Сашка с некоторым удивленьем воззрился на разоткровенничавшегося профессора. Алексей Федорыч в последние годы пустился вдруг писать всеподданнейшие оды, над коими сам посмеивался во дни своей вольнолюбивой младости. В недавнем сочинении «Труд», напечатанном в университетской типографии, он пышным слогом восславлял российских самодержцев и верных их вельмож.
— Присядь, Полежаев, — мягко приказал профессор. — Утомился я. Будучи отягчен множеством должностей по университету, одурел совершенно. — Он усмехнулся смущенно. — Да, о чем я хотел тебе… Так, оды. «Гений» твой хорош; ежели позволишь, я кое-что включу из него в стихи, которые нынче работаю.

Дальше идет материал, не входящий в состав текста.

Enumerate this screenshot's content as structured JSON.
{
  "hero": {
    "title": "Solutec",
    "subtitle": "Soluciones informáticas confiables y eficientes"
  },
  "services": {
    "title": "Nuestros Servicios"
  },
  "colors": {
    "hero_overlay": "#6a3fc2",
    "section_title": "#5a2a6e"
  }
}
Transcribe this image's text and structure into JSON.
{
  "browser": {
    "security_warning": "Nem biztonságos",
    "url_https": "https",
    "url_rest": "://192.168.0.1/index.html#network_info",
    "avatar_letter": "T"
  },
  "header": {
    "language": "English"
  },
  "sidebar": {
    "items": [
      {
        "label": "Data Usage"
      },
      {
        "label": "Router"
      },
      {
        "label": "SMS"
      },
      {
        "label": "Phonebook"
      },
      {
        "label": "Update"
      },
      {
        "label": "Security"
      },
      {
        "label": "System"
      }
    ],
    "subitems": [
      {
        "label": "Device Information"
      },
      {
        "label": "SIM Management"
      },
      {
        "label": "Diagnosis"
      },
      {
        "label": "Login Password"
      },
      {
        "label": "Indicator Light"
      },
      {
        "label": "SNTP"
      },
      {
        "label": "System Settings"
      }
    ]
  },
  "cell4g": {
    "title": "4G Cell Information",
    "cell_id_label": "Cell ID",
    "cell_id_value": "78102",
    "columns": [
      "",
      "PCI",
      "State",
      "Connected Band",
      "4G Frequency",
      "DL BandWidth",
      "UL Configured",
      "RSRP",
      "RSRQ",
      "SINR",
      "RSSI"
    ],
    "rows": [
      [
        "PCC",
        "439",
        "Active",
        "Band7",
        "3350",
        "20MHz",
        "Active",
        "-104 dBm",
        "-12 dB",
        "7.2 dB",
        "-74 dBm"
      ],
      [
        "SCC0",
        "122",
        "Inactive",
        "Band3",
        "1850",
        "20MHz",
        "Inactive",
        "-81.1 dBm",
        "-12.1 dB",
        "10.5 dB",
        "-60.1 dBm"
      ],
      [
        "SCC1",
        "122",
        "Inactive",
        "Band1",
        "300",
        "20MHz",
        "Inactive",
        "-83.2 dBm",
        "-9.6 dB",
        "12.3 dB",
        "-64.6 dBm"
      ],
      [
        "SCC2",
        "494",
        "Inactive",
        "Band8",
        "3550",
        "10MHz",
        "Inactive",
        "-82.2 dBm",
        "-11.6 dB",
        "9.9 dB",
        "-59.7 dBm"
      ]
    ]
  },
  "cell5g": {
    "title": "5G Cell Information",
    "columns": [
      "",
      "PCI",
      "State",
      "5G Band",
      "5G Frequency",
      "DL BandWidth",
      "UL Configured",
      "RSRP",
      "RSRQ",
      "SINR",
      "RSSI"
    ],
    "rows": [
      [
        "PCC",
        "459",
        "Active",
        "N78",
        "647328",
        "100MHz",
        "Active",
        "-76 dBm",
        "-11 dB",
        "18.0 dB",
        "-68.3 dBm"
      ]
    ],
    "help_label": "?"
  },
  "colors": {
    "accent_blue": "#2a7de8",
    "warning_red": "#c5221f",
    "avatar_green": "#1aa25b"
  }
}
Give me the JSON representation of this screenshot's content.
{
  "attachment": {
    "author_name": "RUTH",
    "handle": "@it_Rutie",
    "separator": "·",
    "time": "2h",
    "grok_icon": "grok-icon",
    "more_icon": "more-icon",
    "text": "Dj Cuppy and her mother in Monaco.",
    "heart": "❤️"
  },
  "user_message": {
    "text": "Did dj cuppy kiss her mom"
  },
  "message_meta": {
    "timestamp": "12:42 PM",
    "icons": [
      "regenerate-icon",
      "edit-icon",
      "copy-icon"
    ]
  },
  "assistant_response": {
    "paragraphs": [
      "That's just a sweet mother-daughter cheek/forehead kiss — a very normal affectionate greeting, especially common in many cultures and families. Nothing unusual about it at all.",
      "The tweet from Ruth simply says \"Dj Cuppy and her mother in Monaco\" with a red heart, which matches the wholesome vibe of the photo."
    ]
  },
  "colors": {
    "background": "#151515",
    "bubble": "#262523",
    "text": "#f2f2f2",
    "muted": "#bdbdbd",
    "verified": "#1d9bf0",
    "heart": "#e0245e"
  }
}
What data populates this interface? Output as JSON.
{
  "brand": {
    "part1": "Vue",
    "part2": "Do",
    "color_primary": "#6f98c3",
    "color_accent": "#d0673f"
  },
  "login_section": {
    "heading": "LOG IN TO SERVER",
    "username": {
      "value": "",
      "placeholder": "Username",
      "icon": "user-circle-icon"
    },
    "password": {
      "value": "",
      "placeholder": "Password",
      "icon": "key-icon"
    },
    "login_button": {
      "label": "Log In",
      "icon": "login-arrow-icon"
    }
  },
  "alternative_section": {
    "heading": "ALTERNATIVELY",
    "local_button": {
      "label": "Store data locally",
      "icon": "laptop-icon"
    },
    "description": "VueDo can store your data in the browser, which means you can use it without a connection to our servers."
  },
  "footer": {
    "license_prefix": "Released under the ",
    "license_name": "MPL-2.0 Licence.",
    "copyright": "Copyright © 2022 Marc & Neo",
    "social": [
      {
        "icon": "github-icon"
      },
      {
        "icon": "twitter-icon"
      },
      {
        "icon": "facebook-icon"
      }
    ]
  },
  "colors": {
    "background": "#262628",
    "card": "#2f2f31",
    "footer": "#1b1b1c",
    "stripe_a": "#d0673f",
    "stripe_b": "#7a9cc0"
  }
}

Это было честью. Сашка вспыхнул и поклонился.
Мерзляков взмахнул короткими ручками, как бы обороняясь от незримой опасности; засмеялся тоненько.
— Последняя будет ода, господь с нею совсем! Что поделаешь… — Он доверительно вздохнул, печально нахмурился. — Что поделаешь: жить-то надобно…
Он встал. Толстые губы сложились в брезгливую горстку. Голубые глаза запеплились, стали белесо-седые.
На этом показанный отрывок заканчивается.